Overrated in my opinion; the sooner it becomes a wine more like the Chianti Classico Riserva, the better (see below!) Chianti and Chianti Classico Chianti is a region in central Tuscany. Nestled within it, between Florence and Siena, is the famous wine area known as Chianti Classico (declared by the Grand Duke of Tuscany as Italy's first legally protected wine region 301 years ago). Look for the Gallo Nero symbol, a black rooster inside a purple ring, on every bottle of Chianti Classico. These wines need only 80% Sangiovese to classify – although as the quality of the Sangiovese clones improve there is a growing number of 90 to 100% Classico wines.
There are three quality levels of Classico, depending on vineyard characteristics, age in barrel and time in bottle before release. SuperTuscan Wines In the 1970’s, the Italian government decided to do something serious to improve the quality of the country’s wines – and Tuscany’s in particular. So it undertook a massive audit of practically every vineyard in the country, discovering in the process that practically every vineyard contained an ‘assortment’ of varieties that did nothing to improve the quality of the wine.

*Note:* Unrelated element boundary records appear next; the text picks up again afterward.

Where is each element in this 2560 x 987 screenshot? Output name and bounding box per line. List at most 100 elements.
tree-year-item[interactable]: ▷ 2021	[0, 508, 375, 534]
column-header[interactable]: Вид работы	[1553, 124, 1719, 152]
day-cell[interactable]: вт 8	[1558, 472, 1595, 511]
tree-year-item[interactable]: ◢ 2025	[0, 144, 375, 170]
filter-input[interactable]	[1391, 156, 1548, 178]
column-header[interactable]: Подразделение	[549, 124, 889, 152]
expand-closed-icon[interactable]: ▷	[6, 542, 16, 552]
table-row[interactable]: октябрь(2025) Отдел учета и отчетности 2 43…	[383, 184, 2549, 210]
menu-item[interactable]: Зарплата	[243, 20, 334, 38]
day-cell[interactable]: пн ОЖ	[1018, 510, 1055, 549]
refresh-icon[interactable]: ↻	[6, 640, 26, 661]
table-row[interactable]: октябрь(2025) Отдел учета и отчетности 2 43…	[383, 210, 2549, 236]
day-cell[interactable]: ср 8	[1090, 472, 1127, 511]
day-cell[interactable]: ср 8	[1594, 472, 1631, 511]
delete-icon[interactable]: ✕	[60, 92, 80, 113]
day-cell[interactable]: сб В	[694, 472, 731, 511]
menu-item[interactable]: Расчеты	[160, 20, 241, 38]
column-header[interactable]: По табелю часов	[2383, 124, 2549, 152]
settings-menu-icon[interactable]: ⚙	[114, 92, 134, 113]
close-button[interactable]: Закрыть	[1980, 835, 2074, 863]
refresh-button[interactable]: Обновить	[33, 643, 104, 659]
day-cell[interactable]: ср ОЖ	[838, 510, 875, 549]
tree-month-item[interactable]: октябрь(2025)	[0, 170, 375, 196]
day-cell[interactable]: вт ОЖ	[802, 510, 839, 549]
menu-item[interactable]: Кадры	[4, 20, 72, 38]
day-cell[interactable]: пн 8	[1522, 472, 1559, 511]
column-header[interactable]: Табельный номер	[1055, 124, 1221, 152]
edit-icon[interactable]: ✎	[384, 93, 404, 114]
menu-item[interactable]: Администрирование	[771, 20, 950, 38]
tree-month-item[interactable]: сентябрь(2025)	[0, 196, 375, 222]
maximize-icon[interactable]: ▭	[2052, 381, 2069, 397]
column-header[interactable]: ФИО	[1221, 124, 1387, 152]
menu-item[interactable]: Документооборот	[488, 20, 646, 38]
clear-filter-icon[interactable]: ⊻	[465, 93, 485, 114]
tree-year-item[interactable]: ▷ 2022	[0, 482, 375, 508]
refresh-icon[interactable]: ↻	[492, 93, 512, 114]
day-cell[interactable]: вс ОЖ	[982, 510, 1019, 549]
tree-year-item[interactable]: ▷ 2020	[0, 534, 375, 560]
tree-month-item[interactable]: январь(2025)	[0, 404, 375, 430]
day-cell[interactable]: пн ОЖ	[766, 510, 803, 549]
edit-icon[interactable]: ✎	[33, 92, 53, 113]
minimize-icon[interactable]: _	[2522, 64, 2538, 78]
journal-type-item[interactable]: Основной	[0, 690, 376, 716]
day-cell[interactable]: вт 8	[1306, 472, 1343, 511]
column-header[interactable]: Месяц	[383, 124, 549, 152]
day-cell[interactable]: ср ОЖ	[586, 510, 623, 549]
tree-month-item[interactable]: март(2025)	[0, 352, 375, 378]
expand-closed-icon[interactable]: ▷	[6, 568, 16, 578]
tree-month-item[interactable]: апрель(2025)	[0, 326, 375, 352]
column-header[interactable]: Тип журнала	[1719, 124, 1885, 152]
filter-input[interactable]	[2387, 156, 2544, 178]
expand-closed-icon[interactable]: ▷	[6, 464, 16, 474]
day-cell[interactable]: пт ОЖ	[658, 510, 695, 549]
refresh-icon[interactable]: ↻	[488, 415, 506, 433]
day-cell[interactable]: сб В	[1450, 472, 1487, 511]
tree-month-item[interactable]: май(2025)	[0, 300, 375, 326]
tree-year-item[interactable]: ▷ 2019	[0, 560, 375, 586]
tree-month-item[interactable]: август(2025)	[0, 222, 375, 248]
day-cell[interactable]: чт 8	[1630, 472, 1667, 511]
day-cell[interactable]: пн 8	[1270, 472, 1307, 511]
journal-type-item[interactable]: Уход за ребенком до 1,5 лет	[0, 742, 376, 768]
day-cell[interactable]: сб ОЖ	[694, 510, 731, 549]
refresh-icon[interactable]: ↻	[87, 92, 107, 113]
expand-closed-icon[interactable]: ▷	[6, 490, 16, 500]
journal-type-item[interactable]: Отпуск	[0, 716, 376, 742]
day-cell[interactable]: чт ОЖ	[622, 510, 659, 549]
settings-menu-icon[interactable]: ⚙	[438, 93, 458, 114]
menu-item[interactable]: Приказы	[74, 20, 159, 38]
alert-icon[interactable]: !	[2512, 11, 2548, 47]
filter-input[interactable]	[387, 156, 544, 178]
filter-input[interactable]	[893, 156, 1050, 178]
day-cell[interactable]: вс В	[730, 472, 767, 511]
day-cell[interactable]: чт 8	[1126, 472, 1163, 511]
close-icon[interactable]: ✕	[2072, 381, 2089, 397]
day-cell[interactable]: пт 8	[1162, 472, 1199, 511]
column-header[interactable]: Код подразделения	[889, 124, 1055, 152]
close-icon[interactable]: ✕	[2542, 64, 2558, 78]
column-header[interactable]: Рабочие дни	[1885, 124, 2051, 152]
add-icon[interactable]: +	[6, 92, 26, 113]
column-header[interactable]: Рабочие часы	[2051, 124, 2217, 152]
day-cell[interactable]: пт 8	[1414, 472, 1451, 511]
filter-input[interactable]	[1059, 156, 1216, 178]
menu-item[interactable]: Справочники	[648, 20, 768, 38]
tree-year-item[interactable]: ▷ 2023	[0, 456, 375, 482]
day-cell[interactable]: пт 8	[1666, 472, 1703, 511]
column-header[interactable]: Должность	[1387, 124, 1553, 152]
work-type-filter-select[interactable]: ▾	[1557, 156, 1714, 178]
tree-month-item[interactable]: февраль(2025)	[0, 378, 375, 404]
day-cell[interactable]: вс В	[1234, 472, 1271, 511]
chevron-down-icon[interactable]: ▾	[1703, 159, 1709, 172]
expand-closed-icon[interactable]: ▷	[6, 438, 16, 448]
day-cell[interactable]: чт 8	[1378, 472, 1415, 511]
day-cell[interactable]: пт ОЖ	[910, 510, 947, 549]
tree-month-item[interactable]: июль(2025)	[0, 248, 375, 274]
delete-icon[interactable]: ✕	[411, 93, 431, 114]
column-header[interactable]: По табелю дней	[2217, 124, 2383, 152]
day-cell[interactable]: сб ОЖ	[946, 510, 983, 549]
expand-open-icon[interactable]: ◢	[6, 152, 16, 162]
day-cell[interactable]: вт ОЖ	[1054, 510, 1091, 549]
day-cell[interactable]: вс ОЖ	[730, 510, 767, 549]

For example, most Tuscan vineyards contained a white variety Trebbiano and Canaiolo, a very mediocre red.
To bring a semblance of order to the industry, the authorities established an appellation system along the lines of that established in France, and urged all producers to work towards compliance. In parts of Tuscany, however, several leading winemakers had been experimenting with French varieties – in particular the Bordeaux varieties Cabernet Sauvignon and Franc, and Merlot, and they were very loathe to comply with the new ruling. Over a decade or so, they migrated many of their vineyards to an area around the village of Bolgheri,in western Tuscany where they produced wines that were smart enough to attract the attention of Robert Parker, at that time the leading wine advocate in the world.
Parker (who was renowned for goading the established wine order) is said to have exclaimed – after presumably awarding a whole bunch oh high ninety scores above those awarded to Bordeaux competitors that “These wines are not just Tuscan – they are SuperTuscan”. After that the marketing departments of the region over, the prices reputedly doubled, and a new wine ‘renegade style’ was born. An appellation not recognised by the authorities – to this day they carry an IGT (meaning, in a sense, Not Elsewhere Included), but created a new Italian wine style, one that is very sought!